Too Big for Their Britches? Fashion in the Early Modern House of Commons

Dr Elizabeth Biggs's picture
Created on Wednesday 13th April 2016 by:
Dr Elizabeth Biggs

I came to the College of Canons based at St Stephen’s from the fourteenth to the sixteenth centuries from looking at fifteenth-century political interpretati... Read more

Thomas Egerton, 1st Viscount Brackley, unknown artist. Oil on panel, late-sixteenth to early-seventeenth century. © The National Portrait Gallery, London, NPG 3783.
Thomas Egerton, 1st Viscount Brackley, unknown artist. Oil on panel, late-sixteenth to early-seventeenth century. © The National Portrait Gallery, London, NPG 3783.
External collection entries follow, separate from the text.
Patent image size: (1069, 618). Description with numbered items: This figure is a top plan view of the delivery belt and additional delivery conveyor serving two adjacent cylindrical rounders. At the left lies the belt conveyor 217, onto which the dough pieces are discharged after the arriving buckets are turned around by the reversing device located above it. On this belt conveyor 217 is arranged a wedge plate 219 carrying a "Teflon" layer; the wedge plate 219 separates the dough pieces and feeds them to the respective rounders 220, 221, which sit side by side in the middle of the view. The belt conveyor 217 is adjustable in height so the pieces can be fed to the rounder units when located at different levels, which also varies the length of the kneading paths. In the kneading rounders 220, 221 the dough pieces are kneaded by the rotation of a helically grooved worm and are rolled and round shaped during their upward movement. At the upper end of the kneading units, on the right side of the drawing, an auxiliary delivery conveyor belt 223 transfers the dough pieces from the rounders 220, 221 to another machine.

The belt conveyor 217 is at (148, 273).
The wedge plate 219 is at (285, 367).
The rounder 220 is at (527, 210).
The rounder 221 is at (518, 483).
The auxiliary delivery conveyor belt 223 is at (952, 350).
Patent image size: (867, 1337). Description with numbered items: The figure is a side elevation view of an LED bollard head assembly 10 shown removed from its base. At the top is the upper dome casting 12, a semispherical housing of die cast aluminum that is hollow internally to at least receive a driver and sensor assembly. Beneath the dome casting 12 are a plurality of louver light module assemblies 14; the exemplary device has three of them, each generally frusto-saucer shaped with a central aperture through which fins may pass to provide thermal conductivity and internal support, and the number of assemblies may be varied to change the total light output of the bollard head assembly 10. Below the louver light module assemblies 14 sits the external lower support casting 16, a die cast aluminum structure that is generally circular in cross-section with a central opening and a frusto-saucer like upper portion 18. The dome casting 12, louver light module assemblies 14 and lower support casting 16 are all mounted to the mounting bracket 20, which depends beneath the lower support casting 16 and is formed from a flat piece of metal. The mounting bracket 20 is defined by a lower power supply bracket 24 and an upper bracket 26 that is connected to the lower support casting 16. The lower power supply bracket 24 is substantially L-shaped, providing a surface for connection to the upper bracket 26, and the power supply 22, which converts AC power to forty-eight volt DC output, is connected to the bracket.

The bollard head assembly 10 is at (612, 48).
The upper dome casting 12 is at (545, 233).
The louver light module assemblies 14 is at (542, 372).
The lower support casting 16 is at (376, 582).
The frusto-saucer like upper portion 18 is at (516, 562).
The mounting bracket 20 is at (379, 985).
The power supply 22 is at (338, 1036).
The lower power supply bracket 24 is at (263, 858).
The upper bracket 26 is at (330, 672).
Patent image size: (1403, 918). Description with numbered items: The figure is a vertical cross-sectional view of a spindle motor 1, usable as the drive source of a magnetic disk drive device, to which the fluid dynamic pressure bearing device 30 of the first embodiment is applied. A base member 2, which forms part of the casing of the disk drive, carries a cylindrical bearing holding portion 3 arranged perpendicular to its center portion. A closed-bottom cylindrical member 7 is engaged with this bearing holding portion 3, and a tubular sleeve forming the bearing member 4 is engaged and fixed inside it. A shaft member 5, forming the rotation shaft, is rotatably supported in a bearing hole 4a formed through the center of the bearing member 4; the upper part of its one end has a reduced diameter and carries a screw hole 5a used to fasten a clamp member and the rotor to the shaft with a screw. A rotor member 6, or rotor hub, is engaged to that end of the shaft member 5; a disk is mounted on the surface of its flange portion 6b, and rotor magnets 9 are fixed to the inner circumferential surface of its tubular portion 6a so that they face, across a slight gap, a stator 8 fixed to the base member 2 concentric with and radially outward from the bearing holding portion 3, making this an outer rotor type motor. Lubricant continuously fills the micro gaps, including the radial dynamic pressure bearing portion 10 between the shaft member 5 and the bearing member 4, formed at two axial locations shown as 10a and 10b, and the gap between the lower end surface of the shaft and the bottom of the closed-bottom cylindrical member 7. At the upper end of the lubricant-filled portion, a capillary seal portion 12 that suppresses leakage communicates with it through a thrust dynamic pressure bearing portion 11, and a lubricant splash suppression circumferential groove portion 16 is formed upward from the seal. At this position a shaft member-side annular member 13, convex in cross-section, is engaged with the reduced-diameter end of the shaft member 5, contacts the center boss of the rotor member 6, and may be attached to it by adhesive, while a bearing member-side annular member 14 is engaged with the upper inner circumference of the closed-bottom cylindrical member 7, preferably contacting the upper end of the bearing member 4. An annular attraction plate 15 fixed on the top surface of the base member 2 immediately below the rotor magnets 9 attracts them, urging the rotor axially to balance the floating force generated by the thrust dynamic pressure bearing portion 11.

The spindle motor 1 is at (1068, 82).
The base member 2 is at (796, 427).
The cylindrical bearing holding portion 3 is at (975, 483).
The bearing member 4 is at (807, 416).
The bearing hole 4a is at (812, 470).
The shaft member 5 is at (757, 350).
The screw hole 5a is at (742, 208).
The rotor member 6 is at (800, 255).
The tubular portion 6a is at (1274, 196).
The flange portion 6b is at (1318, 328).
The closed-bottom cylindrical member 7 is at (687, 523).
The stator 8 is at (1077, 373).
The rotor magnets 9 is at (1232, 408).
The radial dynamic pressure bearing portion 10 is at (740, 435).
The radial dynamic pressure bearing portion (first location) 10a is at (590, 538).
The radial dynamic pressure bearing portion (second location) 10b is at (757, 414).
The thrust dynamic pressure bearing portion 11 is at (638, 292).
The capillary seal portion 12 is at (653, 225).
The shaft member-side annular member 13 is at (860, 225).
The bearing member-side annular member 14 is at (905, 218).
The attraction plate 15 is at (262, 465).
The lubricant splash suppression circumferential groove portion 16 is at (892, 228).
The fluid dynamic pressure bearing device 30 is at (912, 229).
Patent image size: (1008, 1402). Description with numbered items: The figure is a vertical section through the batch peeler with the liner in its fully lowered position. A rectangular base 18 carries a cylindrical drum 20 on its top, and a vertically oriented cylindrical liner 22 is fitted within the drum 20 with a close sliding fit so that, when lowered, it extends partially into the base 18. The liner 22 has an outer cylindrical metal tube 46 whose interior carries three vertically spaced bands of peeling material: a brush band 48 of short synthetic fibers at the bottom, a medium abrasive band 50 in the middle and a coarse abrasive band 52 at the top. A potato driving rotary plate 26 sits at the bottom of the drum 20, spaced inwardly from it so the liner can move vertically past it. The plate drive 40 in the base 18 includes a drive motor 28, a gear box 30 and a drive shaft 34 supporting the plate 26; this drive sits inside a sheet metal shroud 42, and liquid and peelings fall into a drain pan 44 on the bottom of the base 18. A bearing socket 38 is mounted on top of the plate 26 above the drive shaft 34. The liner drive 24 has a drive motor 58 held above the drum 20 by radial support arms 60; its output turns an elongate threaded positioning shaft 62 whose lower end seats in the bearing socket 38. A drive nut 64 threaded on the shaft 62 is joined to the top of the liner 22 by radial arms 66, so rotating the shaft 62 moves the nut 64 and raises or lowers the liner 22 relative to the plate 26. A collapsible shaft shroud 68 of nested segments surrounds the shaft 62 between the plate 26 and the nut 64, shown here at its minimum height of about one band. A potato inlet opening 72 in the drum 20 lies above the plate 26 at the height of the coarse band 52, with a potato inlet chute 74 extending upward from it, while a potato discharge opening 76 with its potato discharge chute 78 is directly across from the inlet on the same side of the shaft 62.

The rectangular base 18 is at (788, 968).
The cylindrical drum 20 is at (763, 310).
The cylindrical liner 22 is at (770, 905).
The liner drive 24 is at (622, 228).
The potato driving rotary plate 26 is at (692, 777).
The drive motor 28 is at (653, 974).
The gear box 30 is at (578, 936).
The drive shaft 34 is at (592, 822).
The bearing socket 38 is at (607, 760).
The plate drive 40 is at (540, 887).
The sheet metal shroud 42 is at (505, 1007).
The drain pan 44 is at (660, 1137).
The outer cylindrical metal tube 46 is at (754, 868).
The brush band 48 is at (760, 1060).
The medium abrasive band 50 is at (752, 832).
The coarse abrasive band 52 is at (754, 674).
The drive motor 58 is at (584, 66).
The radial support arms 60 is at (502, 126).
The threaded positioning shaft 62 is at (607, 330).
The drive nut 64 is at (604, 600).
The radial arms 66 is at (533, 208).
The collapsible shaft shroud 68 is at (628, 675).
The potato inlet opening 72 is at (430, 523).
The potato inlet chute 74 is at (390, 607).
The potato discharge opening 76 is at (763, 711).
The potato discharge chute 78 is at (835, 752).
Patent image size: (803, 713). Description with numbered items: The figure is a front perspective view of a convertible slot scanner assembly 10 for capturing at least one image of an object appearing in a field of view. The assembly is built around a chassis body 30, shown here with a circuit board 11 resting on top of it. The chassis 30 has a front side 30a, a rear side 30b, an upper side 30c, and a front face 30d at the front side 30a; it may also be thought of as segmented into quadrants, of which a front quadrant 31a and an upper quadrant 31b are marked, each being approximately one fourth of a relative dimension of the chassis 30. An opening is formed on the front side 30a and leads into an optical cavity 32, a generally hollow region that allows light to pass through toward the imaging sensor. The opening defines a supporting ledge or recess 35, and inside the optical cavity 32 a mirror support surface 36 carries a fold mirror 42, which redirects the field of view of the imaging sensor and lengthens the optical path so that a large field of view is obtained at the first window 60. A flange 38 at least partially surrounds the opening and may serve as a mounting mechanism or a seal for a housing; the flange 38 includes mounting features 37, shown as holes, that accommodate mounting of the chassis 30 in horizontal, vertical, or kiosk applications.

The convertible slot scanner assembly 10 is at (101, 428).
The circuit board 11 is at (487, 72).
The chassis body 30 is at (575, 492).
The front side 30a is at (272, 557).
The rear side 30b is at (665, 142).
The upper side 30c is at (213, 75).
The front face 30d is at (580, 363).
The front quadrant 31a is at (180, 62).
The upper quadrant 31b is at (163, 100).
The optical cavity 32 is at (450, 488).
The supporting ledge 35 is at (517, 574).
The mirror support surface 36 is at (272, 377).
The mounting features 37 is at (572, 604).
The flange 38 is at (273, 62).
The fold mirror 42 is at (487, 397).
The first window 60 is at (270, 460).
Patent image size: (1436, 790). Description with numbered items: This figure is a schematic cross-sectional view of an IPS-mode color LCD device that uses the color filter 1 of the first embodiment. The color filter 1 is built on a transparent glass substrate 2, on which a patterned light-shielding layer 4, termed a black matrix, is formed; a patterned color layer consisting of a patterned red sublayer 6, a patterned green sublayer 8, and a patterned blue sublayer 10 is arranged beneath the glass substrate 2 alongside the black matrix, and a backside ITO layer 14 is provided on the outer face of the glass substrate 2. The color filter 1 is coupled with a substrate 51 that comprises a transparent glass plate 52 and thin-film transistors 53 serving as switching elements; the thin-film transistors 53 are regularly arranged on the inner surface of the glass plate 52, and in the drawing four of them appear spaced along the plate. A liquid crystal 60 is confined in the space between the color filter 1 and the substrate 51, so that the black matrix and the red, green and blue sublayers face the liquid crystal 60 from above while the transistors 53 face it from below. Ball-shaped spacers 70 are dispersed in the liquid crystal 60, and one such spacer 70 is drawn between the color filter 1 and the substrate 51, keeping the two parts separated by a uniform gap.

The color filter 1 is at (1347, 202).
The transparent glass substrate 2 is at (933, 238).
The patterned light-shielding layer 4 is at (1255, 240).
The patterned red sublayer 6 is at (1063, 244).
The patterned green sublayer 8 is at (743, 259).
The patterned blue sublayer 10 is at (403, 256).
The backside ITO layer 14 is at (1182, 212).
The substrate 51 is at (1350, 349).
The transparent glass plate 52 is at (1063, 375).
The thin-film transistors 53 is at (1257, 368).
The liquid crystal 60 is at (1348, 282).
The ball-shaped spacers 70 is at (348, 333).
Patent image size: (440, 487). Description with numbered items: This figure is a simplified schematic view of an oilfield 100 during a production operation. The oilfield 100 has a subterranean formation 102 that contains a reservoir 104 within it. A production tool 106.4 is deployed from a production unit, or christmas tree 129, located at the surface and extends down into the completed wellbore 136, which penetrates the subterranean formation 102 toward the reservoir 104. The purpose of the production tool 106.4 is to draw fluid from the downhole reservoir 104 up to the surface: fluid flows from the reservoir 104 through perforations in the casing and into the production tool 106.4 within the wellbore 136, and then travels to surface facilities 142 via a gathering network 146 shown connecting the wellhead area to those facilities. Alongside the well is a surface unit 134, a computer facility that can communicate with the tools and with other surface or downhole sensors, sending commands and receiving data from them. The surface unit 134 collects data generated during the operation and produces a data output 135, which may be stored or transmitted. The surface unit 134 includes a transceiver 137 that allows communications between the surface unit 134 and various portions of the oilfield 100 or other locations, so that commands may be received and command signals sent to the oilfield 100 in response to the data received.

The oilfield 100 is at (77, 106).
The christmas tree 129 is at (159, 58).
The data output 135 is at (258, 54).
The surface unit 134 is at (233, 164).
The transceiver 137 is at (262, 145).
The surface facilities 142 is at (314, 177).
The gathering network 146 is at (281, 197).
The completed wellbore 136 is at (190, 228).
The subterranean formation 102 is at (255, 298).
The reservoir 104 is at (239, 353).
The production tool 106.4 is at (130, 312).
I’m currently working in the Huntington Library, twelve hours flight away from St Stephen’s Chapel, because they have a fabulous collection of early modern material collected by Thomas Egerton, Lord Ellesmere in the late sixteenth and early seventeenth centuries. He was a lawyer, judge and then Lord Keeper and Lord Chancellor to Elizabeth I and James I, so kept lots of papers that today would have to be handed over to The National Archives. One of the things I’ve been looking for here in the California sunshine is clues about how MPs adapted St Stephen’s Chapel to suit themselves after around 1550 when they took over the chapel for their first permanent home. I love this gossipy note and think it more than fits the bill:

"Memorand(um) that over the seates in the Parliam(en)t house are certaine holes some 2 inches square in the Walles in w(ch) were placed postes to uphold a scaffold round about the house for them to sitt on w(hi)ch used the wearing of great Breeches stuffed w(i)th haire like woolsacks w(hi)ch fashion being left in y(e) Parliament holden 8 Eliz. the scaffold were then pulled downe & never since sett up. Neither were they ever since used, This all the old Parliam(en)t men affirmed talking one day together in y(e) house before the Speaker came."
Townshend Parliamentary Journal, Huntington Library MS EL 2578 f. 49r.

 

Sir Philip Sidney, unknown artist. Oil on canvas, eighteenth century or later, after an original of c.1576. © The National Portrait Gallery, London, NPG 2096.
Sir Philip Sidney, unknown artist. Oil on canvas, eighteenth century or later, after an original of c.1576. © The National Portrait Gallery, London, NPG 2096.

What on earth is going on here? We have high fashion in the early years of Elizabeth I for massive breeches stuffed uncomfortably with horsehair, gossipy MPs chattering away in 1601 before the day’s work starts and the lovely image of 5cm square holes just casually left in the walls of the chapel.

It’s a nice account of how procedure hasn’t really changed much in Parliament. People still stand around chatting idly until the Speaker arrives in the Commons and the serious work and debate can begin. Later MPs poked idly at the walls of St Stephen’s - a couple of medieval fragments were found that way according to nineteenth century antiquarians - but in 1601 they clearly talked about the past exploits and the golden days of the Commons.

The History of Parliament Trust noted the same account back in 2012 as it has been printed in the past, but they took it entirely seriously as an account of fashion in the Commons. It’s hard to believe that breeches in the early years of Elizabeth I from 1558 to around 1567 were so large that MPs couldn’t sit on the benches and so a sort of platform had to be set up for them to perch on around the walls of the chamber. Elizabethan breeches were large, and MPs certainly could be a vain lot, but to go to those lengths? Also breeches stayed large for most of the reign, such as in these uncomfortable looking pictures of dandies from the 1570s, so why would the scaffold have stayed down after 1567?

Sir Richard Grenville, unknown artist. Oil on canvas, seventeenth century, after an original of 1571. © The National Portrait Gallery, London, NPG 1612.
Sir Richard Grenville, unknown artist. Oil on canvas, seventeenth century, after an original of 1571. © The National Portrait Gallery, London, NPG 1612.

Rather than changing fashions, I wonder if the "old Parliament men", the veterans of Elizabethan debates on everything from religion to whether the Queen should marry, to war with Spain, were having some fun with the gullible younger men. The young men around the Earl of Essex were still wearing fashionably large breeches and would probably have liked to have seating just for them and would have lapped up stories of a past with seats for breeches.  The holes would have had to be visible in 1601 for the joke to work. St Stephen’s was small and cramped even for the 300 or so MPs then, so maybe there had been extra seating set up that didn’t work for some reason, or the holes were for something else. Do you have any ideas about what they could have been? Do you think they were for highly fashionable MPs to sit with their oversized breeches for a few years in during the early years of St Stephen’s as the House of Commons?


Note on Illustrations:- Sir Philip Sydney sat as MP for Shrewsbury in 1572, and as MP for Kent in 1584. Sir Richard Grenville sat as MP for Cornwall in 1571 and 1584.